Fig. 5: Performance comparison with state-of-the-art competitors.
figure 5

Comparison with various reported spectrometers regarding (a) the resolution and bandwidth, (b) the spectral pixel-to-footprint ratio and the spectral pixel-to-spatial detection channel ratio, respectively. The solid red star in (a) and (b) represents the experimental performance of our device. The dashed gray star in (a) denotes the simulation performance when applying a larger number of sampling channels and curved directional couplers, while the dashed lines display the bandwidth-to-resolution ratios at different orders of magnitude. The dashed gray star in (b) represents the expected performance when applying the same spectrometer design to a standard 220 nm Si platform.

In summary, we believe the proposed design offers a promising pathway for the future development of low-cost, mass-manufacturable, chip-scale spectroscopic devices. Its ultra-high performance makes it hold great promise to play a role in a vast range of application areas.

Methods

Device fabrication, design, and loss analysis

The spectrometer was fabricated via a CORNERSTONE SiN multi-project wafer (with a 300 nm LPCVD SiN layer) run using standard DUV lithography (250 nm feature size). The waveguides are designed to support TE polarization with a width of 1200 nm. The edge couplers are designed to have a mode diameter about 3.5 µm to match the UHNA fiber array, resulting in a coupling loss of <3.2 dB per facet. The measured on-chip loss of the 6-stage device is about 4.9 dB, corresponding to a loss of roughly 0.8 dB per stage.

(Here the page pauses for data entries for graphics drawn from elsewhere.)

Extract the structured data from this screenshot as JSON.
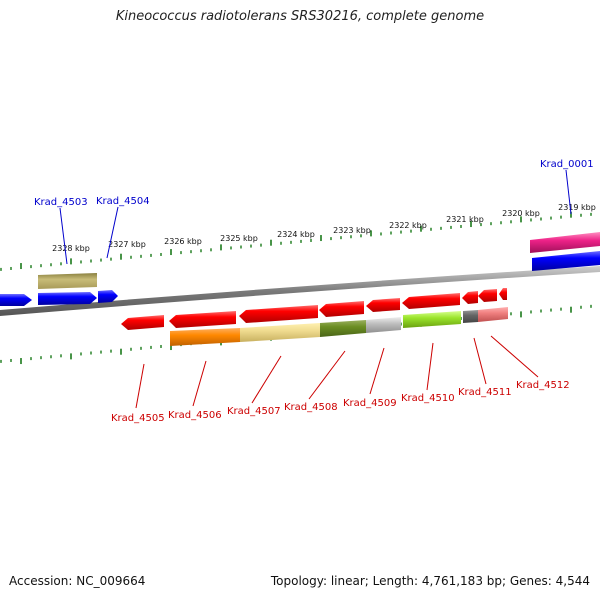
{
  "title": "Kineococcus radiotolerans SRS30216, complete genome",
  "footer": {
    "accession": "Accession: NC_009664",
    "topology": "Topology: linear; Length: 4,761,183 bp; Genes: 4,544"
  },
  "scale_labels": [
    "2328 kbp",
    "2327 kbp",
    "2326 kbp",
    "2325 kbp",
    "2324 kbp",
    "2323 kbp",
    "2322 kbp",
    "2321 kbp",
    "2320 kbp",
    "2319 kbp"
  ],
  "gene_labels_top": [
    {
      "text": "Krad_4503",
      "color": "#0000cc"
    },
    {
      "text": "Krad_4504",
      "color": "#0000cc"
    },
    {
      "text": "Krad_0001",
      "color": "#0000cc"
    }
  ],
  "gene_labels_bottom": [
    {
      "text": "Krad_4505",
      "color": "#cc0000"
    },
    {
      "text": "Krad_4506",
      "color": "#cc0000"
    },
    {
      "text": "Krad_4507",
      "color": "#cc0000"
    },
    {
      "text": "Krad_4508",
      "color": "#cc0000"
    },
    {
      "text": "Krad_4509",
      "color": "#cc0000"
    },
    {
      "text": "Krad_4510",
      "color": "#cc0000"
    },
    {
      "text": "Krad_4511",
      "color": "#cc0000"
    },
    {
      "text": "Krad_4512",
      "color": "#cc0000"
    }
  ],
  "colors": {
    "forward_gene": "#0000ff",
    "reverse_gene": "#ee0000",
    "backbone": "#888888",
    "tick": "#1a7a1a"
  }
}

Numerical calculations and simulations

The spectrum reconstructions are performed by running the CVX optimization algorithm on MATLAB, based on a Xeon 7980 CPU with 64 GB memory. ANSYS Lumerical FDTD is used to perform the physical simulations of the directional couplers and edge couplers, while the system spectral responses of the programmable spectrometers are simulated in the ANSYS Lumerical INTERCONNECT module.

Electrical and thermal control

A microcontroller unit (MCU) is programmed to automatically generate the control signals based on the pre-calibrated voltage look-up table, which are then sent to a high-resolution multi-channel digital-to-analog converter (DAC). The DAC thereby produces the analog electoral signals that are subsequentially amplified by a customized driving board and injected into the spectrometer chip, enabling the temporal phase manipulation. The real-time output signals from the photodiode are collected using an analog-to-digital converter (ADC) module embedded in the MCU. To stabilize the global temperature during our measurements, a thermoelectric cooler is positioned beneath the chip with the temperature fixed at 25 °C.